I wandered aimlessly through the streets for another couple of hours until I found myself unexpectedly in the centre of the old quarter, in the alleyways surrounding the city’s imposing cathedral. Bars were already starting to close, the main square deserted now. For a while I stood still, watching the emptying scene from a shady corner of an abandoned building. As in Belchite earlier in the day, there seemed to be piles of rubble everywhere where houses had once stood, only here it was neglect, not bombs, that had brought destruction. As the finely dressed of Saragossa headed off to their flats and country villas for the night, a different population moved in to fill the vacuum: men with large boots, long hair and skin-tight black trousers, their shoulder
s hunched as they swung bottles by their sides, talking in low voices.

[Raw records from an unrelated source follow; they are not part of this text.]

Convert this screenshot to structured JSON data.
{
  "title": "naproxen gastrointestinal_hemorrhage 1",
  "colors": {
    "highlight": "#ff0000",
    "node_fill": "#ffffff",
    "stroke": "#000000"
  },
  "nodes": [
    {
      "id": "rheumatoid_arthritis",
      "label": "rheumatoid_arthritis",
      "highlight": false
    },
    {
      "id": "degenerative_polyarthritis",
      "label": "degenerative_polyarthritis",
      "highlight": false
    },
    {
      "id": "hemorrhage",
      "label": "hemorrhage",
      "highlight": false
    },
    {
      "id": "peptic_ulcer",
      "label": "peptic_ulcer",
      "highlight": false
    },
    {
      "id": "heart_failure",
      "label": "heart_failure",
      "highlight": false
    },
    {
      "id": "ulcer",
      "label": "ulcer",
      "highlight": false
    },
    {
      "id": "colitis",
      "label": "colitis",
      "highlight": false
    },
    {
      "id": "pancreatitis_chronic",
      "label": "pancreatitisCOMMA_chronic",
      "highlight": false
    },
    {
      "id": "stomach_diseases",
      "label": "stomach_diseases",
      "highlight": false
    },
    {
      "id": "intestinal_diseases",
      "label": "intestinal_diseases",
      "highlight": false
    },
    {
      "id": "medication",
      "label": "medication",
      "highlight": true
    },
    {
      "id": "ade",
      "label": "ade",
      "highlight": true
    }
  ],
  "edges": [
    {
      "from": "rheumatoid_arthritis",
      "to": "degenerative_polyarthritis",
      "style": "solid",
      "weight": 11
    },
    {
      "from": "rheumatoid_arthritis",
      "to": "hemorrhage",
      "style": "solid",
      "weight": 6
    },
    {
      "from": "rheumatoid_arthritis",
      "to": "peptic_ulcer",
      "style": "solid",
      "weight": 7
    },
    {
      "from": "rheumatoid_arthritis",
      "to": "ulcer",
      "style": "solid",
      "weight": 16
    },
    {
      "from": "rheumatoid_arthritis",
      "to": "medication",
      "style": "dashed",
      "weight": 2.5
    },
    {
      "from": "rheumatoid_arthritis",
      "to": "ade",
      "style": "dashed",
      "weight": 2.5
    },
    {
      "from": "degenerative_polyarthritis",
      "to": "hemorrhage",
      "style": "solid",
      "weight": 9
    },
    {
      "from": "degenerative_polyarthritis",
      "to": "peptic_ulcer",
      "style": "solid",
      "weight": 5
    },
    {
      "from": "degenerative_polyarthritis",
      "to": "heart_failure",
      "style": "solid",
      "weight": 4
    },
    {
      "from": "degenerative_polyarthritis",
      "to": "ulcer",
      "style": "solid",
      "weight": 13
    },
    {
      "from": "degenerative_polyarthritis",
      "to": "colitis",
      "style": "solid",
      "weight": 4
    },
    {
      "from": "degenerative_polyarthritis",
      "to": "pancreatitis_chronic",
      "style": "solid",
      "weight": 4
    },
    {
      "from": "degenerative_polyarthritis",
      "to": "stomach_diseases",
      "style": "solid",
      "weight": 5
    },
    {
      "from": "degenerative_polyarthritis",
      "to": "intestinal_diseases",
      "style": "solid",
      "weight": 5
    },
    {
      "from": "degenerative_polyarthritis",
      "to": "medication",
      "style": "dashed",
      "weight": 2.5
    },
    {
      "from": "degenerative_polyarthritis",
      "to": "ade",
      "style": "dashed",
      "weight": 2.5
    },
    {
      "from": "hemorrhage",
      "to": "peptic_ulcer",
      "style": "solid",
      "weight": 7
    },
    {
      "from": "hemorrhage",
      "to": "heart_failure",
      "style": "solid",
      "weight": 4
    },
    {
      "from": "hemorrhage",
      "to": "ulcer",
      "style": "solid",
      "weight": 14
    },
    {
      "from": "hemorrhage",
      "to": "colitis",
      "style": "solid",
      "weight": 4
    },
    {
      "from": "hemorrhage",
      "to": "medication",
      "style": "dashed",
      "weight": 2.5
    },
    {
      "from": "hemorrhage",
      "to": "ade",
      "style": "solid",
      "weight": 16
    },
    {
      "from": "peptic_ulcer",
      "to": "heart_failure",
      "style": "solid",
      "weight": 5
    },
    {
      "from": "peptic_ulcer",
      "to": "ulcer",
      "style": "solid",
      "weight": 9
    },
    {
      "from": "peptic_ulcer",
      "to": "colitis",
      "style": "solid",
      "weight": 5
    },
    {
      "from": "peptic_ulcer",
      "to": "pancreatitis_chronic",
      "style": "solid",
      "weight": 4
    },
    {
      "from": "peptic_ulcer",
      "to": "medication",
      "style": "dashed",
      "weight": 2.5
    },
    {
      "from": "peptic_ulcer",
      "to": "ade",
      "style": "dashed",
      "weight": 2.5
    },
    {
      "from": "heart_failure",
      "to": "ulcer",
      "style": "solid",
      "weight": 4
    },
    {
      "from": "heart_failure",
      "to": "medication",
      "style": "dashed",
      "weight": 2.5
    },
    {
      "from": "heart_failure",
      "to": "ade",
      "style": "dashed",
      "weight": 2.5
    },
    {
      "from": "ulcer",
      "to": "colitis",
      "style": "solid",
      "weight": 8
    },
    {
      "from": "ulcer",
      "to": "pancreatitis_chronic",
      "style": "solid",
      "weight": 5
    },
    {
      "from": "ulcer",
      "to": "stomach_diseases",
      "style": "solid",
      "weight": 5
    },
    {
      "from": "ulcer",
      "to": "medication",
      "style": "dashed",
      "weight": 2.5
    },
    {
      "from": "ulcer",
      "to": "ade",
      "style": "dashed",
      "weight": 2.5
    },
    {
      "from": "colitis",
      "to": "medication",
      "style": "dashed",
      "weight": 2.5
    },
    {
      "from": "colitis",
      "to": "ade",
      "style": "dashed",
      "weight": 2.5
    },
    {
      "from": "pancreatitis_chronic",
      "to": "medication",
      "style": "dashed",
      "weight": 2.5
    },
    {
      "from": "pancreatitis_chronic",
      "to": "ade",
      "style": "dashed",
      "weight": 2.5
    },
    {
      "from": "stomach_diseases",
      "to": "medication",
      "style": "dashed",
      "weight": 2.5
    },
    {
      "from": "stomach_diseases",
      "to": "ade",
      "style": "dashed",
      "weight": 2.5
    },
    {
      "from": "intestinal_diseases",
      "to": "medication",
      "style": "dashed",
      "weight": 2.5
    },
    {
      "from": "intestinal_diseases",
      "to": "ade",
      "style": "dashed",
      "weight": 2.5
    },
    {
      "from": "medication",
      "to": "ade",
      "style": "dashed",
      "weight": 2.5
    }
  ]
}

The sharp sweet smell of dope drifted in the air. Hidden by the darkness, I felt unable to move, my nerves vibrating like a tuning fork.
From across the square came the sound of shutters being pulled down over the doors and windows of restaurants and bars, their metallic echo like rattling chains. In the distance, occasional cars drifted down barren avenues. From the street I could see lights going off, curtains being drawn across open windows to let the cool air in and keep the night out. I pulled a dirty shirt from my rucksack and put it on over my T-shirt. But still I stayed in my spot, immobilized and fearful, unable to decide where to go or what I should do. I was tired – the idea of walking all night seemed less attractive now. But if I was to rest it would have to be somewhere safe. There was an uneasy air of threat and danger about the world I was watching.
I leaned my head against the broken plaster of the wall that was supporting me, half closing my eyes as I tried to find the energy to move on, a childish hope telling me that if I wished hard enough everything would be all right again. I ignored it, resolving to stay where I was until I fell asleep. There was no point going on any more.
‘Buenas noches.’
A voice spoke behind me. Wearily I turned and saw two policemen standing in the shadows, peering at me inquisitively. Long truncheons hung from their hips, black leather holsters wrapped around their pistols. One of them had a torchlight and was shining it around my face.
I sensed that in their minds I was likely to be either a dealer or a buyer. At that time of night in the city centre there seemed to be few other categories of people about. I had no passport, so if they asked for identification I was going to be in trouble. Memories flooded back of being arrested by the Moroccan soldiers near Ceuta.
They stared at me for a moment, trying to work out what type of a person I was: a pause before either striking down or letting me go.